Erin Ashenhurst

• Words, Pictures & Other Common Oddities •

Distancing is an installation by Erin Ashenhurst and Kristin Carlson that plays with the themes of memory and narrative. To remember is to give meaning to personal experience. Over time, the nature of memories change as they fall subject to the filter of perspective, new information, and the process of forgetting. Photographs become documentation, creating a sense that the details of an experience are fixed and knowable.

In Distancing, the viewer is presented with the projection of an image that could be read as a family photograph. By entering into close proximity with the projection, the viewer triggers the animation of the image and becomes a participant in the installation. As the image reveals itself to be a video, subtle changes in content begin to occur. Expressions fade and shift, forcing the participant to rebuild any speculative narrative they’ve developed to explain the visual content. By changing their distance from the screen, the participant can move through the series of images, exploring alternate truths and constructions.
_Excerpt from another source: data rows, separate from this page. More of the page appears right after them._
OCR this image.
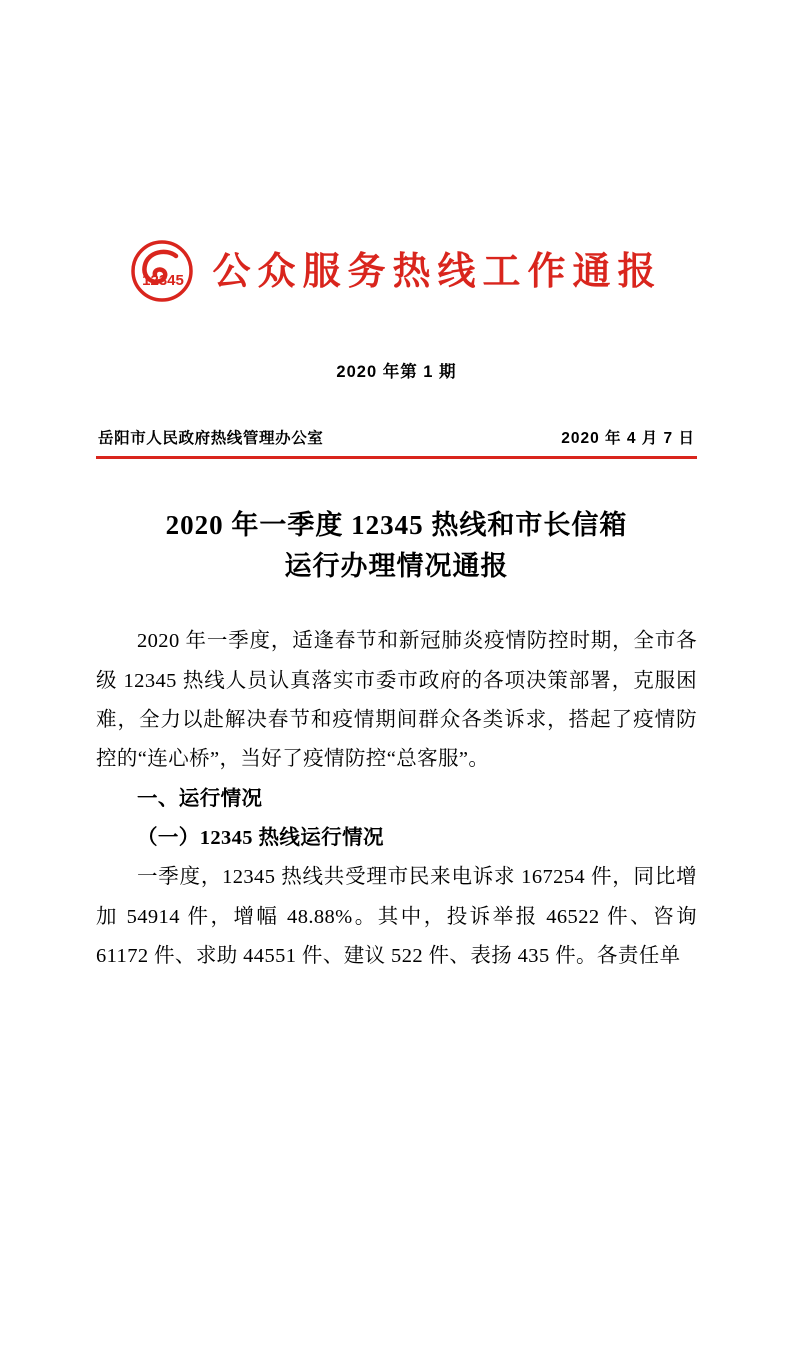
12345 公众服务热线工作通报
2020 年第 1 期
岳阳市人民政府热线管理办公室	2020 年 4 月 7 日
2020 年一季度 12345 热线和市长信箱
运行办理情况通报

2020 年一季度，适逢春节和新冠肺炎疫情防控时期，全市各级 12345 热线人员认真落实市委市政府的各项决策部署，克服困难，全力以赴解决春节和疫情期间群众各类诉求，搭起了疫情防控的“连心桥”，当好了疫情防控“总客服”。

一、运行情况

（一）12345 热线运行情况

一季度，12345 热线共受理市民来电诉求 167254 件，同比增加 54914 件，增幅 48.88%。其中，投诉举报 46522 件、咨询 61172 件、求助 44551 件、建议 522 件、表扬 435 件。各责任单
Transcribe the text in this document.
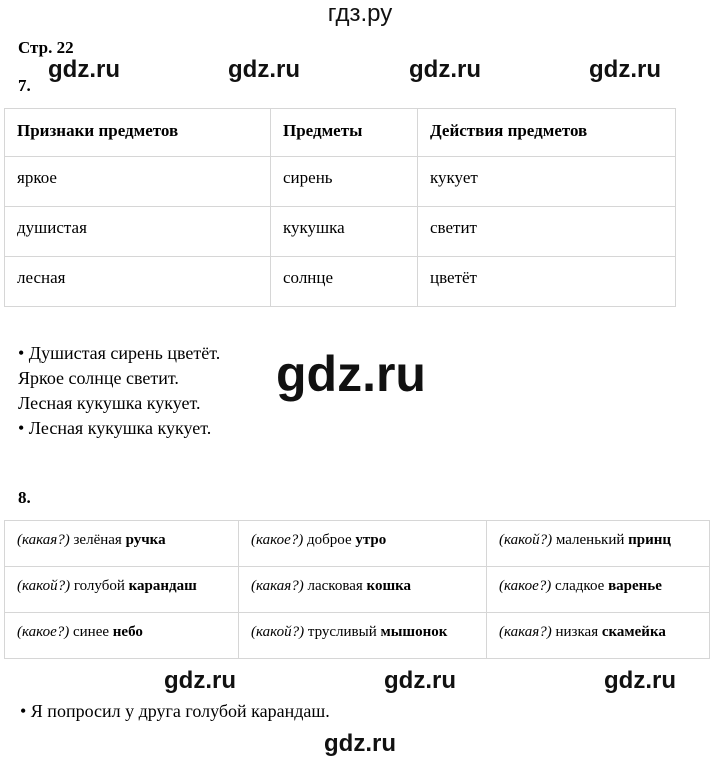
гдз.ру
Стр. 22
7.
gdz.ru	gdz.ru	gdz.ru	gdz.ru
Признаки предметов	Предметы	Действия предметов
яркое	сирень	кукует
душистая	кукушка	светит
лесная	солнце	цветёт
• Душистая сирень цветёт.
Яркое солнце светит.
Лесная кукушка кукует.
• Лесная кукушка кукует.
gdz.ru
8.
(какая?) зелёная ручка	(какое?) доброе утро	(какой?) маленький принц
(какой?) голубой карандаш	(какая?) ласковая кошка	(какое?) сладкое варенье
(какое?) синее небо	(какой?) трусливый мышонок	(какая?) низкая скамейка
gdz.ru	gdz.ru	gdz.ru
• Я попросил у друга голубой карандаш.
gdz.ru
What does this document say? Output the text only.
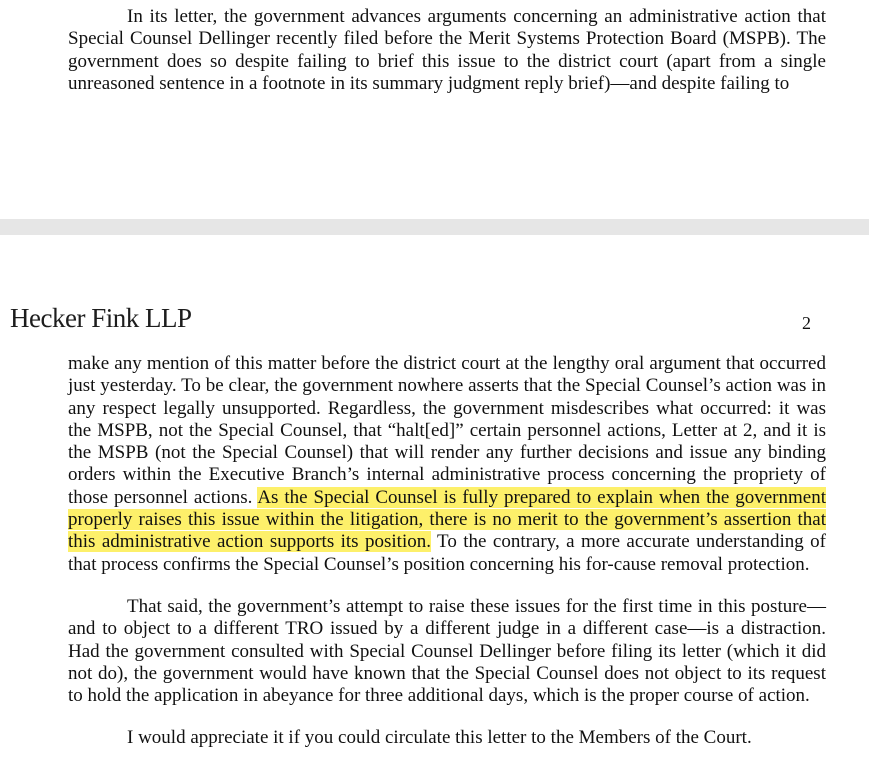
In its letter, the government advances arguments concerning an administrative action that Special Counsel Dellinger recently filed before the Merit Systems Protection Board (MSPB). The government does so despite failing to brief this issue to the district court (apart from a single unreasoned sentence in a footnote in its summary judgment reply brief)—and despite failing to

Hecker Fink LLP	2

make any mention of this matter before the district court at the lengthy oral argument that occurred just yesterday. To be clear, the government nowhere asserts that the Special Counsel’s action was in any respect legally unsupported. Regardless, the government misdescribes what occurred: it was the MSPB, not the Special Counsel, that “halt[ed]” certain personnel actions, Letter at 2, and it is the MSPB (not the Special Counsel) that will render any further decisions and issue any binding orders within the Executive Branch’s internal administrative process concerning the propriety of those personnel actions. As the Special Counsel is fully prepared to explain when the government properly raises this issue within the litigation, there is no merit to the government’s assertion that this administrative action supports its position. To the contrary, a more accurate understanding of that process confirms the Special Counsel’s position concerning his for-cause removal protection.

That said, the government’s attempt to raise these issues for the first time in this posture—and to object to a different TRO issued by a different judge in a different case—is a distraction. Had the government consulted with Special Counsel Dellinger before filing its letter (which it did not do), the government would have known that the Special Counsel does not object to its request to hold the application in abeyance for three additional days, which is the proper course of action.

I would appreciate it if you could circulate this letter to the Members of the Court.
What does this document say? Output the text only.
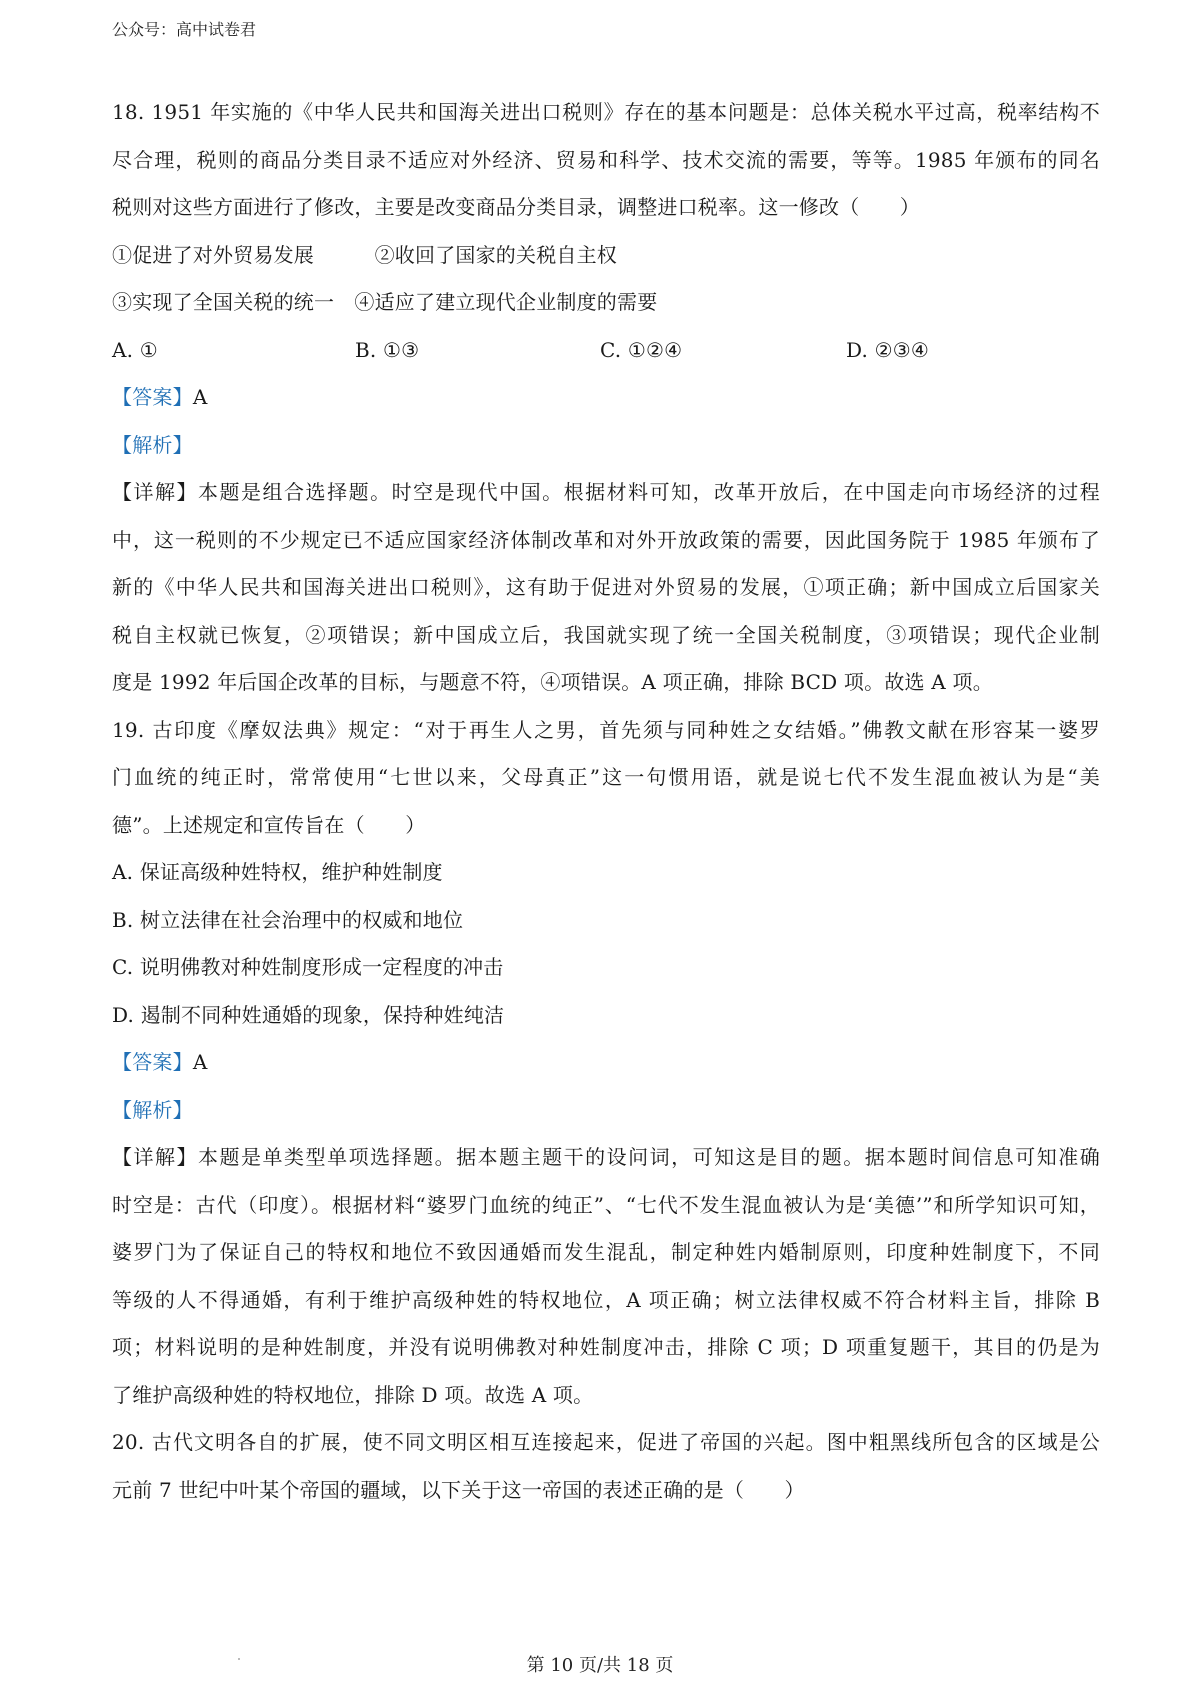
公众号：高中试卷君
18. 1951 年实施的《中华人民共和国海关进出口税则》存在的基本问题是：总体关税水平过高，税率结构不
尽合理，税则的商品分类目录不适应对外经济、贸易和科学、技术交流的需要，等等。1985 年颁布的同名
税则对这些方面进行了修改，主要是改变商品分类目录，调整进口税率。这一修改（　　）
①促进了对外贸易发展　　　②收回了国家的关税自主权
③实现了全国关税的统一　④适应了建立现代企业制度的需要
A. ①	B. ①③	C. ①②④	D. ②③④
【答案】A
【解析】
【详解】本题是组合选择题。时空是现代中国。根据材料可知，改革开放后，在中国走向市场经济的过程
中，这一税则的不少规定已不适应国家经济体制改革和对外开放政策的需要，因此国务院于 1985 年颁布了
新的《中华人民共和国海关进出口税则》，这有助于促进对外贸易的发展，①项正确；新中国成立后国家关
税自主权就已恢复，②项错误；新中国成立后，我国就实现了统一全国关税制度，③项错误；现代企业制
度是 1992 年后国企改革的目标，与题意不符，④项错误。A 项正确，排除 BCD 项。故选 A 项。
19. 古印度《摩奴法典》规定：“对于再生人之男，首先须与同种姓之女结婚。”佛教文献在形容某一婆罗
门血统的纯正时，常常使用“七世以来，父母真正”这一句惯用语，就是说七代不发生混血被认为是“美
德”。上述规定和宣传旨在（　　）
A. 保证高级种姓特权，维护种姓制度
B. 树立法律在社会治理中的权威和地位
C. 说明佛教对种姓制度形成一定程度的冲击
D. 遏制不同种姓通婚的现象，保持种姓纯洁
【答案】A
【解析】
【详解】本题是单类型单项选择题。据本题主题干的设问词，可知这是目的题。据本题时间信息可知准确
时空是：古代（印度）。根据材料“婆罗门血统的纯正”、“七代不发生混血被认为是‘美德’”和所学知识可知，
婆罗门为了保证自己的特权和地位不致因通婚而发生混乱，制定种姓内婚制原则，印度种姓制度下，不同
等级的人不得通婚，有利于维护高级种姓的特权地位，A 项正确；树立法律权威不符合材料主旨，排除 B
项；材料说明的是种姓制度，并没有说明佛教对种姓制度冲击，排除 C 项；D 项重复题干，其目的仍是为
了维护高级种姓的特权地位，排除 D 项。故选 A 项。
20. 古代文明各自的扩展，使不同文明区相互连接起来，促进了帝国的兴起。图中粗黑线所包含的区域是公
元前 7 世纪中叶某个帝国的疆域，以下关于这一帝国的表述正确的是（　　）
第 10 页/共 18 页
The symbolic world of a family snapshot as described by Richard Chalfen ‘both reflects and promotes a particular look at life, a preferred version of life that will outlive us all’ (Chalfen 1998).

In Distancing, symbolism is slippery. Facial expressions fade and shift, forcing the participants to rebuild any speculative narrative they’ve developed to explain the visual content. The photograph is revealed as a document of multiple constructions and ephemeral truths.